Ricordando Claudio Rinaldi

L'UOMO CHE GUARDAVA “CASABLANCA”

Ero il suo primo badante. Qualche settimana prima la sclerosi multipla l'aveva inchiodato sul grande letto matrimoniale da dove non si è potuto più rialzare senza il mio aiuto. E lui era la mia prima esperienza sul suolo italiano, dopo aver fatto vent’anni l'insegnante nella scuola sovietica e quella moldava. Mi consideravo fieramente intellettuale. Lui lo era per davvero.

Lui, Claudio Rinaldi, ex-direttore dell’ Europeo, di Panorama e dell’Espresso, era una celebrità. In un italiano ottocentesco imparato in Moldavia dai romanzi di Verga gli parlavo del mio paese e della sua tormentata storia. “Il tuo tragico paese...” ribatteva Claudio.
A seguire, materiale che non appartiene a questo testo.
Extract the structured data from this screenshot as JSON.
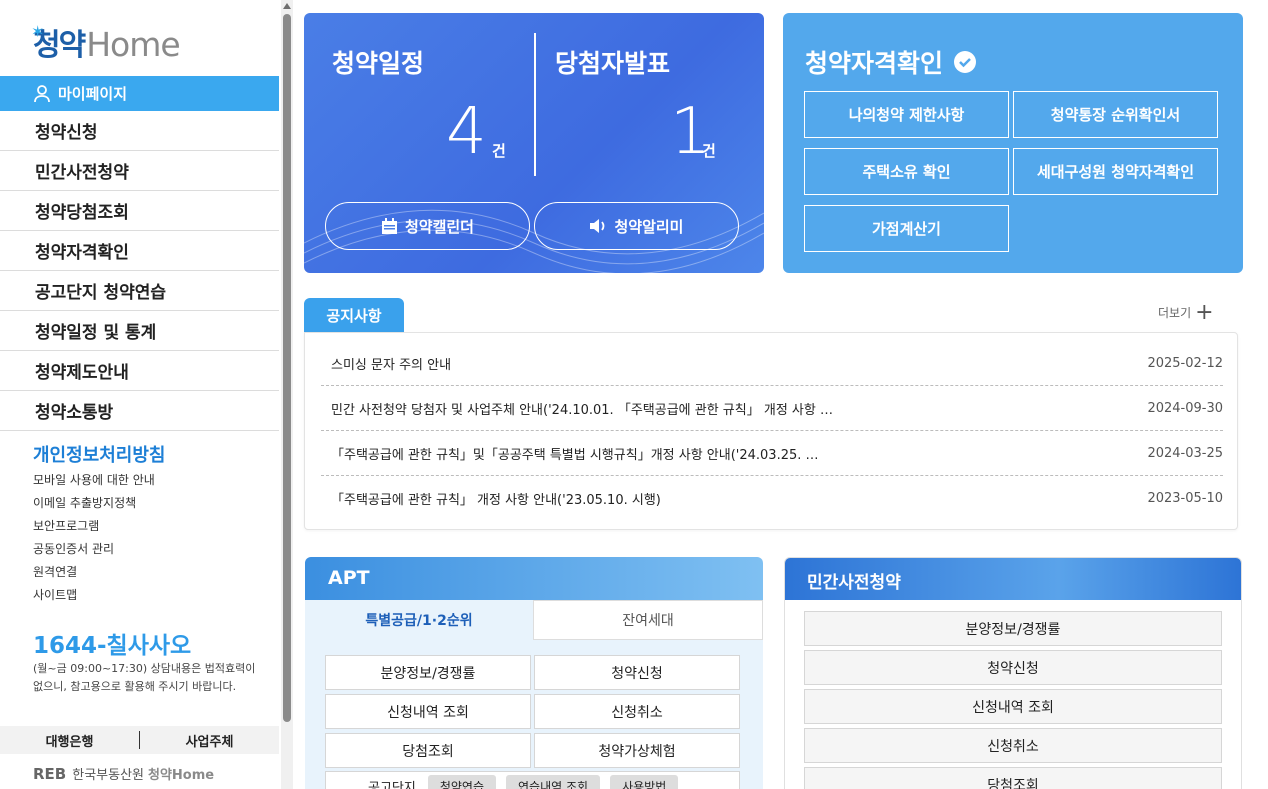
{
  "sidebar": {
    "logo": {
      "part1": "청약",
      "part2": "Home"
    },
    "mypage": "마이페이지",
    "menu": [
      "청약신청",
      "민간사전청약",
      "청약당첨조회",
      "청약자격확인",
      "공고단지 청약연습",
      "청약일정 및 통계",
      "청약제도안내",
      "청약소통방"
    ],
    "policy": "개인정보처리방침",
    "links": [
      "모바일 사용에 대한 안내",
      "이메일 추출방지정책",
      "보안프로그램",
      "공동인증서 관리",
      "원격연결",
      "사이트맵"
    ],
    "phone": "1644-칠사사오",
    "phone_note": "(월~금 09:00~17:30) 상담내용은 법적효력이 없으니, 참고용으로 활용해 주시기 바랍니다.",
    "banks": [
      "대행은행",
      "사업주체"
    ],
    "footer": {
      "reb": "REB",
      "org": "한국부동산원",
      "brand": "청약Home"
    }
  },
  "schedule": {
    "title_left": "청약일정",
    "title_right": "당첨자발표",
    "count_left": "4",
    "count_right": "1",
    "unit": "건",
    "btn_calendar": "청약캘린더",
    "btn_alarm": "청약알리미"
  },
  "qualify": {
    "title": "청약자격확인",
    "buttons": [
      "나의청약 제한사항",
      "청약통장 순위확인서",
      "주택소유 확인",
      "세대구성원 청약자격확인",
      "가점계산기"
    ]
  },
  "notice": {
    "tab": "공지사항",
    "more": "더보기",
    "items": [
      {
        "title": "스미싱 문자 주의 안내",
        "date": "2025-02-12"
      },
      {
        "title": "민간 사전청약 당첨자 및 사업주체 안내('24.10.01. 「주택공급에 관한 규칙」 개정 사항 …",
        "date": "2024-09-30"
      },
      {
        "title": "「주택공급에 관한 규칙」및「공공주택 특별법 시행규칙」개정 사항 안내('24.03.25. …",
        "date": "2024-03-25"
      },
      {
        "title": "「주택공급에 관한 규칙」 개정 사항 안내('23.05.10. 시행)",
        "date": "2023-05-10"
      }
    ]
  },
  "apt": {
    "title": "APT",
    "tab_active": "특별공급/1·2순위",
    "tab_inactive": "잔여세대",
    "buttons": [
      "분양정보/경쟁률",
      "청약신청",
      "신청내역 조회",
      "신청취소",
      "당첨조회",
      "청약가상체험"
    ],
    "gongo_label": "공고단지",
    "gongo_chips": [
      "청약연습",
      "연습내역 조회",
      "사용방법"
    ]
  },
  "private": {
    "title": "민간사전청약",
    "buttons": [
      "분양정보/경쟁률",
      "청약신청",
      "신청내역 조회",
      "신청취소",
      "당첨조회"
    ]
  }
}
Diceva pure “la tua tragica minestra”, “il tragico pappagallo”. E metteva così, con quel suo perfetto distacco ironico, la storia del mio paese, la minestra ed il turpe oggetto di nome pappagallo sullo stesso piano: erano nozioni ugualmente “tragiche”. Per dare un barlume di nobile apparenza alla cultura del mio paese mi avventavo in dissertazioni etimologiche. “Ma tu lo sai che tante parole rumene derivano dai termini militari latini? Il rumeno “mire”(sposo) deriva da “miles”(soldato). “Turma”(greggio di pecore) viene dal “turma” latino, che era un contingente di soldati. Il verbo “a însura” (sposare) deriva dal “inuxorare”, prendere moglie. Ma ti rendi conto di quanto siamo parenti? No,Claudio non mi considerava per niente parente e freddava il mio entusiasmo etimologico a colpi di ironia.
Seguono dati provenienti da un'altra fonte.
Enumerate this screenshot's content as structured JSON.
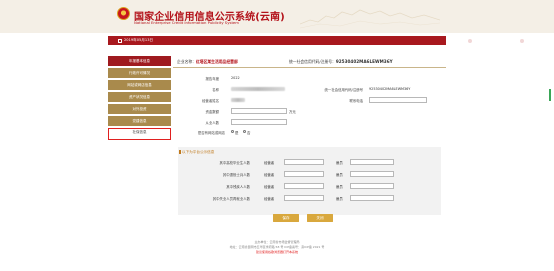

Sul terreno della guerra siamo diventati quasi amici. I libri e i film di guerra furono la base della mia educazione sovietica. E a Claudio piaceva parlare della disfatta di Caporetto, imitava a meraviglia il modo con cui Mussolini coniava le parole dei suoi discorsi, citava Churchill: “Potevate scegliere fra il disonore e la guerra. Avete scelto il disonore e avrete la guerra!”. Hitler era uno scemo perché voleva spazi vitali in un’ epoca in cui era importante soltanto l'industria. Mussolini era un fesso che si buttava in avventure improvvisate. Gli piaceva ripetere “à la guerre comme à la guerre”. Lodava il valore dei russi. Ed io, grazie ad un atavico residuo di uomo e di soldato sovietico nascosto sotto le spoglie del cittadino moldavo, mi sentivo felice a sentirglielo dire.

La guerra in Iraq, scoppiata all’inizio del 2004, ci ha fatto azzuffare in modo teatrale. Io facevo l'antiamericano spietato e Claudio il “bushista”. “Ha fatto bene, Bush, a colpire Sadham, diceva, è così che il mondo va avanti, con guerre e sangue innocente versato in abbondanza.” “ D'accordo ,sì, ribattevo, pure io me ne infischio di quella razza inferiore dei musulmani, guarda però come bruciano gli oleodotti, i pozzi di petrolio, si stanno perdendo inestimabili tesori delle antiche civiltà”. “Bravo, ti preoccupi di più della natura e della cultura che della vita della gente!”. “Il tuo Bush è un oscurantista che crede in Dio, fallirà in Iraq come i russi in Afganistan”. “Macché, Bush è un tipo simpatico, hai visto che bella moglie, che figlie carine. E così Claudio difendeva l'America pur essendo uno che nei suoi articoli bocciava decisamente la guerra, ed io facevo l'antiamericano, pur amando i jeans, Marylin Monroe e Gettaway. Lui dell’America amava molto Bruce Springsteen. Come si può non amare un'America che canta così? Quando poi si è stufato di litigare con me sull’Iraq, Claudio è passato sulle mie posizioni e allora lo sentivo dire così: “I nostri oggi hanno fatto un bel colpo: dieci marines uccisi con un ordigno!” “Che bello! Facciamo un brindisi!”.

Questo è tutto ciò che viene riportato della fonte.